PLease help
how many grams of potassium chlorate decomposes to potassium chloride and 638 mL of O2 at 128°C and 752 torr?
the formula given:
2KClO3(s) 2KCl(s) + 3O2(g)
Here is a solved example of the problem you have. Only the numbers are different. You will need to find moles O2 by using PV = nRT
oops.
http://www.jiskha.com/science/chemistry/stoichiometry.html
To determine the number of grams of potassium chlorate that decomposes to form potassium chloride and 638 mL of oxygen gas (O2), you need to use stoichiometry. Stoichiometry is a branch of chemistry that deals with the quantitative relationships between reactants and products in a chemical reaction.
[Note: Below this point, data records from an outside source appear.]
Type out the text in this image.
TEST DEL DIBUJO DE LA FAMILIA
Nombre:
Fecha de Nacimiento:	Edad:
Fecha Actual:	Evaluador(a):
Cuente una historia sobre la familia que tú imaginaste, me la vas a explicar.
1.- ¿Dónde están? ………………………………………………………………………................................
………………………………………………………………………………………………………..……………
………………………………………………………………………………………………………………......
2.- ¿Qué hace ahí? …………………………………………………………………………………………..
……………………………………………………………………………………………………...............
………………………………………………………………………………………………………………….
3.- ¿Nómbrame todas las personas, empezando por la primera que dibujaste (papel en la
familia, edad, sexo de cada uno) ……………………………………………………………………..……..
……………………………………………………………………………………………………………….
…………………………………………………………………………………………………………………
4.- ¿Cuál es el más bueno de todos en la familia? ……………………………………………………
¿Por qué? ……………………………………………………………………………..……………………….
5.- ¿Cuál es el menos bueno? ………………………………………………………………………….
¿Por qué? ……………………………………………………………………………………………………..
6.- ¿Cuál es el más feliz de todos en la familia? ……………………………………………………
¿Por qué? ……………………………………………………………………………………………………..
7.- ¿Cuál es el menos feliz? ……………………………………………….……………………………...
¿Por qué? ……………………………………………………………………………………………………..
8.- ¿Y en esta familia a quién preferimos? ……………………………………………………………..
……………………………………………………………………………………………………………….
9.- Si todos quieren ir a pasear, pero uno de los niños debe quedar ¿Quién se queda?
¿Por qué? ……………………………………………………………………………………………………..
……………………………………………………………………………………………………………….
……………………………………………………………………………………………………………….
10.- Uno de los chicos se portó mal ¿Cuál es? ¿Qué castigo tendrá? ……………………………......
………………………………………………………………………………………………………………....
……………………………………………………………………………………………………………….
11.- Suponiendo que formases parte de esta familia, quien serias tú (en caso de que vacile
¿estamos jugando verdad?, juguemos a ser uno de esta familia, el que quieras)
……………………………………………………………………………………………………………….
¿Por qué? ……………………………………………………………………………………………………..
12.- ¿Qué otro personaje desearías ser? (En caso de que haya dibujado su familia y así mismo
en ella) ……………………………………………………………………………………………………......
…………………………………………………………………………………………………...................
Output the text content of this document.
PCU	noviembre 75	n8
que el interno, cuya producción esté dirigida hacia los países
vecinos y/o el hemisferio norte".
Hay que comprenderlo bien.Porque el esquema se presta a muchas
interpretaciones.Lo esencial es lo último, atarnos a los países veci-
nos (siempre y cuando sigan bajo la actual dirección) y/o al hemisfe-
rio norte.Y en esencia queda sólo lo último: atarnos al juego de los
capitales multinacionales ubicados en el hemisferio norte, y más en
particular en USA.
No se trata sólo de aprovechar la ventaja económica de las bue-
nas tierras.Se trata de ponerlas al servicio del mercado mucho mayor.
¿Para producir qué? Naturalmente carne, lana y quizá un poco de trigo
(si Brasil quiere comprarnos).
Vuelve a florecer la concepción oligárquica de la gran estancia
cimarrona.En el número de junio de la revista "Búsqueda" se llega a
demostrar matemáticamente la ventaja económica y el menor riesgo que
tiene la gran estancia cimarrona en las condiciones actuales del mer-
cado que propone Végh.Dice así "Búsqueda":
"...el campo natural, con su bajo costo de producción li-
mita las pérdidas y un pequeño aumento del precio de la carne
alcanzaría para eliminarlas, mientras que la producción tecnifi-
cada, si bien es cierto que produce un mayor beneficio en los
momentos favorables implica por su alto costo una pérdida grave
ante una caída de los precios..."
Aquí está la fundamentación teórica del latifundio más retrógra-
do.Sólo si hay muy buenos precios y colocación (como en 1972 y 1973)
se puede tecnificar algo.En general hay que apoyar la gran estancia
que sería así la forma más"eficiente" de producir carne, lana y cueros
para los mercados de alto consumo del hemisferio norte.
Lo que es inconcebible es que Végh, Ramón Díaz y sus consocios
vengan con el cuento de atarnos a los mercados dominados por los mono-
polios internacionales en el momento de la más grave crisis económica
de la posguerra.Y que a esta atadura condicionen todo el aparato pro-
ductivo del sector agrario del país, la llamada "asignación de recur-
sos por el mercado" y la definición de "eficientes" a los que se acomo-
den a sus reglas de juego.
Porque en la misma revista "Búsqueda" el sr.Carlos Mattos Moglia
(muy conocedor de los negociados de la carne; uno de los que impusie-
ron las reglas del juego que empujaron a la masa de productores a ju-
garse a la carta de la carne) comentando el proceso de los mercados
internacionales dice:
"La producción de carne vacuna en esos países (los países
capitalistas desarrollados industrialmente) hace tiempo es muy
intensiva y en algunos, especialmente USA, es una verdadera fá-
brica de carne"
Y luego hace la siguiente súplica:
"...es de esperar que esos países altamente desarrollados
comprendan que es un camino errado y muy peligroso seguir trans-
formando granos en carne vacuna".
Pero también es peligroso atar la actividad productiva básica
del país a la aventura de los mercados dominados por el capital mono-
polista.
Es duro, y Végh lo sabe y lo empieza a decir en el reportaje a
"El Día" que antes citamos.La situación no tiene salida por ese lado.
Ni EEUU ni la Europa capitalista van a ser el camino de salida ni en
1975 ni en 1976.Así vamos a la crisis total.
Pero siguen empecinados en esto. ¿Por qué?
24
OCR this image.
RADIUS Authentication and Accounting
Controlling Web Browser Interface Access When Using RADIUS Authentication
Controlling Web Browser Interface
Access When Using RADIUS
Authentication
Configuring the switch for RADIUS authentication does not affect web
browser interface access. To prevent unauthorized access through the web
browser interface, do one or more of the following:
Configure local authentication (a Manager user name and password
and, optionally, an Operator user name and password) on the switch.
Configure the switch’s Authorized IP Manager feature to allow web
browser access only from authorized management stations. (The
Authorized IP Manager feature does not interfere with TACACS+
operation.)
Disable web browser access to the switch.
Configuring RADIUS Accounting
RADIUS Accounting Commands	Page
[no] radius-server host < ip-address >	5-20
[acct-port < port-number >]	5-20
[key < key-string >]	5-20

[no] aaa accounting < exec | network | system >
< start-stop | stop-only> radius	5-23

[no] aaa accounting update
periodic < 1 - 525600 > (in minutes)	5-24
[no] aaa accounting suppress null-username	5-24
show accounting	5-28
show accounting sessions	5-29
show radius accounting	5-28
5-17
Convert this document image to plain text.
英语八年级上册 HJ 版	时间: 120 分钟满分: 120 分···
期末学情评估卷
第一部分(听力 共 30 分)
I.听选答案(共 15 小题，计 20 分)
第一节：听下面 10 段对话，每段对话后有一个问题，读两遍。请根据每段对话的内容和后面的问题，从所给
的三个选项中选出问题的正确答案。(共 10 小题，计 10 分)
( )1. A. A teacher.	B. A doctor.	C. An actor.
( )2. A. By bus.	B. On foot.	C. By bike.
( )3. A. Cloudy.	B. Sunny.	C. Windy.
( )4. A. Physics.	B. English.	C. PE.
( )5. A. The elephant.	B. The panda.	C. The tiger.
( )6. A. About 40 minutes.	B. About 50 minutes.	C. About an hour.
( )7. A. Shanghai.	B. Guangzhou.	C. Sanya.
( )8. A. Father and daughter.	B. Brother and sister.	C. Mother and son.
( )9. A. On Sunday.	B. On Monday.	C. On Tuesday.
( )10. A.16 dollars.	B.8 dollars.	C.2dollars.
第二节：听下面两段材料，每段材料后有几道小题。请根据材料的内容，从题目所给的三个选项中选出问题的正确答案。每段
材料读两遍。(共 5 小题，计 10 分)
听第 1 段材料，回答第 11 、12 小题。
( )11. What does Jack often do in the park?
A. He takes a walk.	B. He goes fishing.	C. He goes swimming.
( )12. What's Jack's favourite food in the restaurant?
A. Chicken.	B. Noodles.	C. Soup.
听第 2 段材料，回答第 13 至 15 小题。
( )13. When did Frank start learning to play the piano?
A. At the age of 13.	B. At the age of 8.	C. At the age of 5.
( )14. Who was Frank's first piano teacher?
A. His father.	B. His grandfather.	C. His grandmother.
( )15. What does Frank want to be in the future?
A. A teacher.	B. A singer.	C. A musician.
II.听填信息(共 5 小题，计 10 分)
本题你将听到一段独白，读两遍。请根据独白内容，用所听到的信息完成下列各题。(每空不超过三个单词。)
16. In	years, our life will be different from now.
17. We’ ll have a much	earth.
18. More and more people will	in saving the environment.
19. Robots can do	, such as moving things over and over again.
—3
The given balanced chemical equation is:
2KClO3(s) → 2KCl(s) + 3O2(g)
First, convert the given volume of oxygen gas from milliliters (mL) to liters (L) since stoichiometry calculations require measurements in consistent units. We know that 1 L is equal to 1000 mL, so:
638 mL ÷ 1000 mL/L = 0.638 L
Next, calculate the number of moles of oxygen gas using the ideal gas law equation: PV = nRT, where P is the pressure in atmospheres (atm), V is the volume in liters, n is the number of moles, R is the ideal gas constant (0.0821 L·atm/mol·K), and T is the temperature in Kelvin (K).
Convert the given temperature from degrees Celsius to Kelvin:
Added 273 to 128 degrees °C = 401 K
Now, let's solve for the number of moles of O2:
P = 752 torr (convert to atm by dividing by 760 mmHg/atm)
V = 0.638 L
T = 401 K
R = 0.0821 L·atm/mol·K
P = nRT → n = PV / RT
n = (752 atm × 0.638 L) / (0.0821 L·atm/mol·K × 401 K)
n ≈ 11.87 moles (rounded to two decimal places)
According to the balanced equation, the ratio of moles of KClO3 to moles of O2 is 2:3. Therefore, you need two moles of KClO3 to produce three moles of O2.
Setting up a proportion:
2 moles KClO3 / 3 moles O2 = X moles KClO3 / 11.87 moles O2
Now, solve for X:
X = (2 moles KClO3 × 11.87 moles O2) / 3 moles O2
X ≈ 7.91 moles of KClO3 (rounded to two decimal places)
Finally, calculate the mass of KClO3 using the molar mass of KClO3 (potassium chlorate), which is 122.55 g/mol:
mass = moles × molar mass
mass = 7.91 moles × 122.55 g/mol
mass ≈ 968.53 grams (rounded to two decimal places)
Therefore, approximately 968.53 grams of potassium chlorate decomposes to form potassium chloride and 638 mL of oxygen gas at 128°C and 752 torr.